My favourite Warne spell occurred in the World Cup semi-final in 1999. Australia posted a seemingly paltry 213. When Warne was introduced into the attack South Africa was cruising at 0-48. Within six overs they were 4-62. Warne dismissed Kirsten, Gibbs, Cronje and Kallis to finish with figures of 4-29 from 10 overs. The ball that removed Gibbs was almost a replica of the Gatting delivery. The ball that dismissed Cronje pitched on off stump and fizzed into the hands of Mark Waugh at first slip. Admittedly Cronje didn’t hit the ball (it glanced his shoe), but anyone who can turn a ball with such velocity deserves the devil’s wicket.
My favourite Warne series came in the Ashes in 2005. While the rest of his teammates floundered, Warne, whose personal life was in utter disarray, dug in for the fight of his life. He took an incredible 40 wickets in five tests at an average of 19.92. He also scored 249 runs, which was more than several of Australia’s top order batsmen. Warne’s protracted battle with his good friend Kevin Pietersen was a delight to watch. It cost me a semester at university. Warne played like a man possessed. It was Warne versus England. And he almost got them.
Warne played his final test series against England in the summer of 2006/07. He had a burning desire to regain the Ashes for his country. Like all true champions, he had one last trick up his sleeve. On the final morning of the Adelaide test, with the match seemingly trickling towards a banal draw, he bowled Kevin Pietersen around his legs. The ball changed the complexion of the match and the series. Australia went on to secure an unlikely victory in Adelaide and later won the series 5-0. It was a fitting end for one of the greats of the game.
Warne retired with every trophy in the ACB cabinet. It is rare that a sportsman possesses the foresight to retire at the perfect moment. It is also admirable to do so in a game where the temptation is for players to squeeze every last ounce (and dime) out of their ability, as Simon Katich had every intention of doing. Warne was never going to starve without international cricket, and he knew it. Anyone who has watched Muhammad Ali’s bout against Larry Holmes at Caesar’s Palace will understand the futility of ignoring the light.
Warne’s detractors seem to judge him on a humane level, not as a sportsman. It is difficult to defend Warne as a human. I don’t care whether he is a nice person, or a smart person. He is the smartest cricketer I have ever seen. He was a ferocious competitor. He wanted the moment. He wasn’t afraid of it. He had an innate belief that he was entitled to it. He possessed the perfect blend of raw ability, tactical nous and an insatiable appetite for the mental contest. Daryll Cullinan can attest to this. Warne got inside his blood. He transformed a quality batsman into a bunny rabbit. Since retiring, Cullinan has admitted, ‘Quite simply, Warne was too good for me.’

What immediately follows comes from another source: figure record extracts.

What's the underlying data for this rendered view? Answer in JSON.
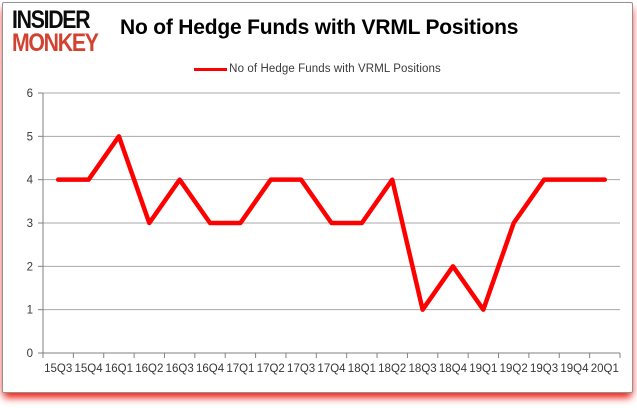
{
  "logo": {
    "line1": "INSIDER",
    "line2": "MONKEY",
    "accent_color": "#d24231"
  },
  "header": {
    "title": "No of Hedge Funds with VRML Positions"
  },
  "legend": {
    "label": "No of Hedge Funds with VRML Positions",
    "line_color": "#fe0000"
  },
  "chart_data": {
    "type": "line",
    "title": "No of Hedge Funds with VRML Positions",
    "categories": [
      "15Q3",
      "15Q4",
      "16Q1",
      "16Q2",
      "16Q3",
      "16Q4",
      "17Q1",
      "17Q2",
      "17Q3",
      "17Q4",
      "18Q1",
      "18Q2",
      "18Q3",
      "18Q4",
      "19Q1",
      "19Q2",
      "19Q3",
      "19Q4",
      "20Q1"
    ],
    "series": [
      {
        "name": "No of Hedge Funds with VRML Positions",
        "color": "#fe0000",
        "values": [
          4,
          4,
          5,
          3,
          4,
          3,
          3,
          4,
          4,
          3,
          3,
          4,
          1,
          2,
          1,
          3,
          4,
          4,
          4
        ]
      }
    ],
    "ylim": [
      0,
      6
    ],
    "ytick_step": 1,
    "grid": true,
    "legend_position": "top-center",
    "gridline_color": "#a8a8a8",
    "axis_color": "#808080"
  }
}
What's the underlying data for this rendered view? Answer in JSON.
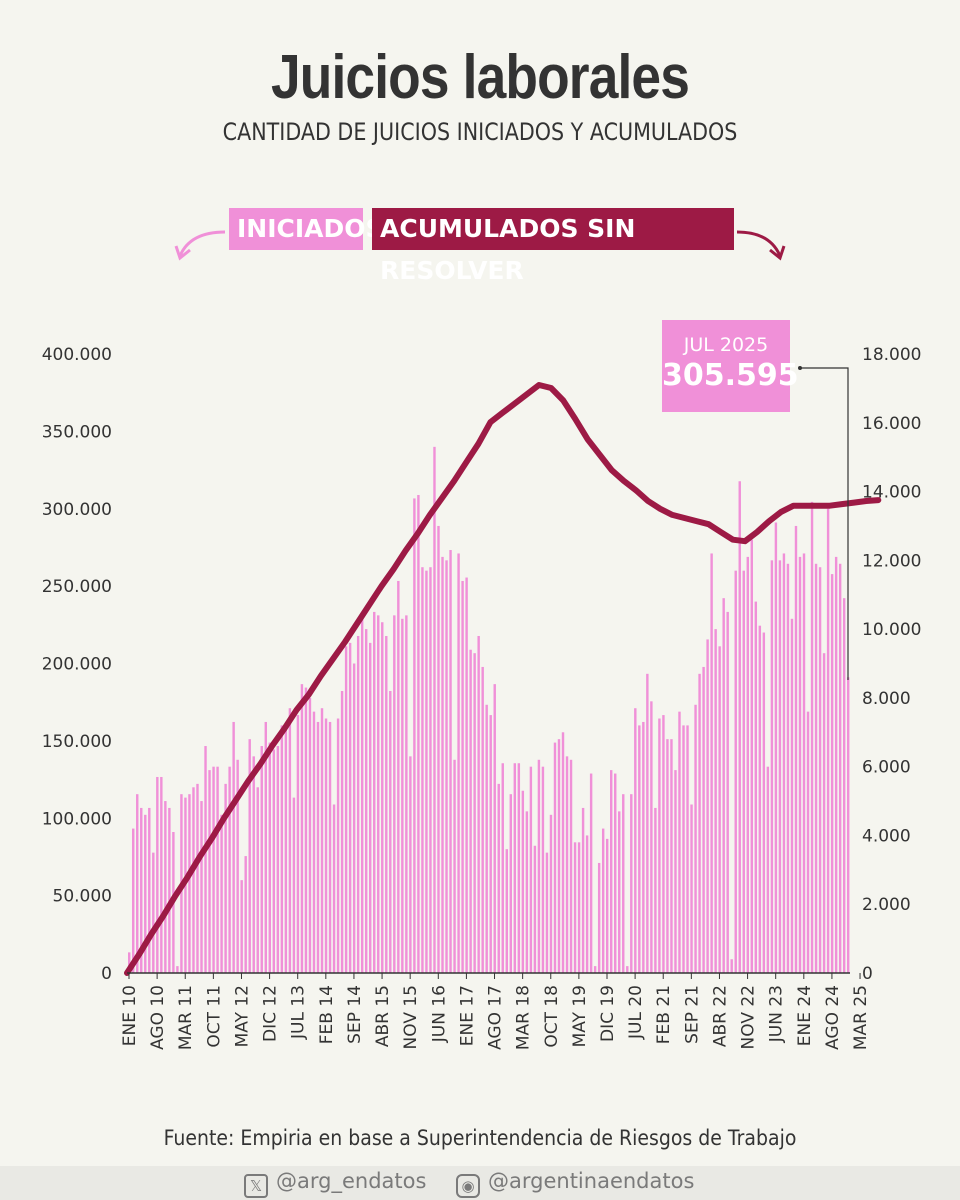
{
  "title": "Juicios laborales",
  "subtitle": "CANTIDAD DE JUICIOS INICIADOS Y ACUMULADOS",
  "legend": {
    "iniciados": "INICIADOS",
    "acumulados": "ACUMULADOS SIN RESOLVER"
  },
  "callout": {
    "label": "JUL 2025",
    "value": "305.595"
  },
  "source": "Fuente: Empiria en base a Superintendencia de Riesgos de Trabajo",
  "footer": {
    "x_handle": "@arg_endatos",
    "ig_handle": "@argentinaendatos",
    "x_icon": "x-logo-icon",
    "ig_icon": "instagram-icon"
  },
  "colors": {
    "bars": "#f090d8",
    "line": "#9d1a45",
    "background": "#f5f5ef"
  },
  "chart_data": {
    "type": "bar+line",
    "left_axis": {
      "label": "Acumulados sin resolver",
      "ylim": [
        0,
        400000
      ],
      "ticks": [
        "0",
        "50.000",
        "100.000",
        "150.000",
        "200.000",
        "250.000",
        "300.000",
        "350.000",
        "400.000"
      ]
    },
    "right_axis": {
      "label": "Iniciados",
      "ylim": [
        0,
        18000
      ],
      "ticks": [
        "0",
        "2.000",
        "4.000",
        "6.000",
        "8.000",
        "10.000",
        "12.000",
        "14.000",
        "16.000",
        "18.000"
      ]
    },
    "x_tick_labels": [
      "ENE 10",
      "AGO 10",
      "MAR 11",
      "OCT 11",
      "MAY 12",
      "DIC 12",
      "JUL 13",
      "FEB 14",
      "SEP 14",
      "ABR 15",
      "NOV 15",
      "JUN 16",
      "ENE 17",
      "AGO 17",
      "MAR 18",
      "OCT 18",
      "MAY 19",
      "DIC 19",
      "JUL 20",
      "FEB 21",
      "SEP 21",
      "ABR 22",
      "NOV 22",
      "JUN 23",
      "ENE 24",
      "AGO 24",
      "MAR 25"
    ],
    "period": {
      "start": "ENE 2010",
      "end": "JUL 2025",
      "frequency": "monthly"
    },
    "series": [
      {
        "name": "INICIADOS",
        "type": "bar",
        "axis": "right",
        "values": [
          600,
          4200,
          5200,
          4800,
          4600,
          4800,
          3500,
          5700,
          5700,
          5000,
          4800,
          4100,
          200,
          5200,
          5100,
          5200,
          5400,
          5500,
          5000,
          6600,
          5900,
          6000,
          6000,
          4600,
          5500,
          6000,
          7300,
          6200,
          2700,
          3400,
          6800,
          6300,
          5400,
          6600,
          7300,
          6700,
          6500,
          6600,
          7200,
          7200,
          7700,
          5100,
          7500,
          8400,
          8300,
          8000,
          7600,
          7300,
          7700,
          7400,
          7300,
          4900,
          7400,
          8200,
          9500,
          9600,
          9000,
          9800,
          10300,
          10000,
          9600,
          10500,
          10400,
          10200,
          9800,
          8200,
          10400,
          11400,
          10300,
          10400,
          6300,
          13800,
          13900,
          11800,
          11700,
          11800,
          15300,
          13000,
          12100,
          12000,
          12300,
          6200,
          12200,
          11400,
          11500,
          9400,
          9300,
          9800,
          8900,
          7800,
          7500,
          8400,
          5500,
          6100,
          3600,
          5200,
          6100,
          6100,
          5300,
          4700,
          6000,
          3700,
          6200,
          6000,
          3500,
          4600,
          6700,
          6800,
          7000,
          6300,
          6200,
          3800,
          3800,
          4800,
          4000,
          5800,
          200,
          3200,
          4200,
          3900,
          5900,
          5800,
          4700,
          5200,
          200,
          5200,
          7700,
          7200,
          7300,
          8700,
          7900,
          4800,
          7400,
          7500,
          6800,
          6800,
          5900,
          7600,
          7200,
          7200,
          4900,
          7800,
          8700,
          8900,
          9700,
          12200,
          10000,
          9500,
          10900,
          10500,
          400,
          11700,
          14300,
          11700,
          12100,
          12600,
          10800,
          10100,
          9900,
          6000,
          12000,
          13100,
          12000,
          12200,
          11900,
          10300,
          13000,
          12100,
          12200,
          7600,
          13700,
          11900,
          11800,
          9300,
          13500,
          11600,
          12100,
          11900,
          10900,
          8600
        ]
      },
      {
        "name": "ACUMULADOS SIN RESOLVER",
        "type": "line",
        "axis": "left",
        "values": [
          [
            0,
            0
          ],
          [
            3,
            12000
          ],
          [
            6,
            25000
          ],
          [
            9,
            37000
          ],
          [
            12,
            50000
          ],
          [
            15,
            62000
          ],
          [
            18,
            75000
          ],
          [
            21,
            87000
          ],
          [
            24,
            100000
          ],
          [
            27,
            112000
          ],
          [
            30,
            124000
          ],
          [
            33,
            135000
          ],
          [
            36,
            147000
          ],
          [
            39,
            158000
          ],
          [
            42,
            170000
          ],
          [
            45,
            180000
          ],
          [
            48,
            192000
          ],
          [
            51,
            203000
          ],
          [
            54,
            214000
          ],
          [
            57,
            226000
          ],
          [
            60,
            238000
          ],
          [
            63,
            250000
          ],
          [
            66,
            261000
          ],
          [
            69,
            273000
          ],
          [
            72,
            284000
          ],
          [
            75,
            296000
          ],
          [
            78,
            307000
          ],
          [
            81,
            318000
          ],
          [
            84,
            330000
          ],
          [
            87,
            342000
          ],
          [
            90,
            356000
          ],
          [
            93,
            362000
          ],
          [
            96,
            368000
          ],
          [
            99,
            374000
          ],
          [
            102,
            380000
          ],
          [
            105,
            378000
          ],
          [
            108,
            370000
          ],
          [
            111,
            358000
          ],
          [
            114,
            345000
          ],
          [
            117,
            335000
          ],
          [
            120,
            325000
          ],
          [
            123,
            318000
          ],
          [
            126,
            312000
          ],
          [
            129,
            305000
          ],
          [
            132,
            300000
          ],
          [
            135,
            296000
          ],
          [
            138,
            294000
          ],
          [
            141,
            292000
          ],
          [
            144,
            290000
          ],
          [
            147,
            285000
          ],
          [
            150,
            280000
          ],
          [
            153,
            279000
          ],
          [
            156,
            285000
          ],
          [
            159,
            292000
          ],
          [
            162,
            298000
          ],
          [
            165,
            302000
          ],
          [
            168,
            302000
          ],
          [
            171,
            302000
          ],
          [
            174,
            302000
          ],
          [
            177,
            303000
          ],
          [
            180,
            304000
          ],
          [
            183,
            305000
          ],
          [
            186,
            305595
          ]
        ]
      }
    ]
  }
}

There have been countless other superb Warne deliveries over the years – Gooch, Kallis, Stewart, Anwar; enough to write a post-graduate thesis on. He is a marvel. Warne captured 708 test wickets at an average of 25.41 and 293 one day wickets at an average of 25.73. In 2000 he was selected as one of only five Wisden Cricketers of the Century. Not a bad effort for a common man with a pot belly. Perhaps he does look a little unsightly these days, but I forgive him. I’m glad he refused to give me his autograph 18 years ago. Who am I kidding? I love Shane Warne because of what he is.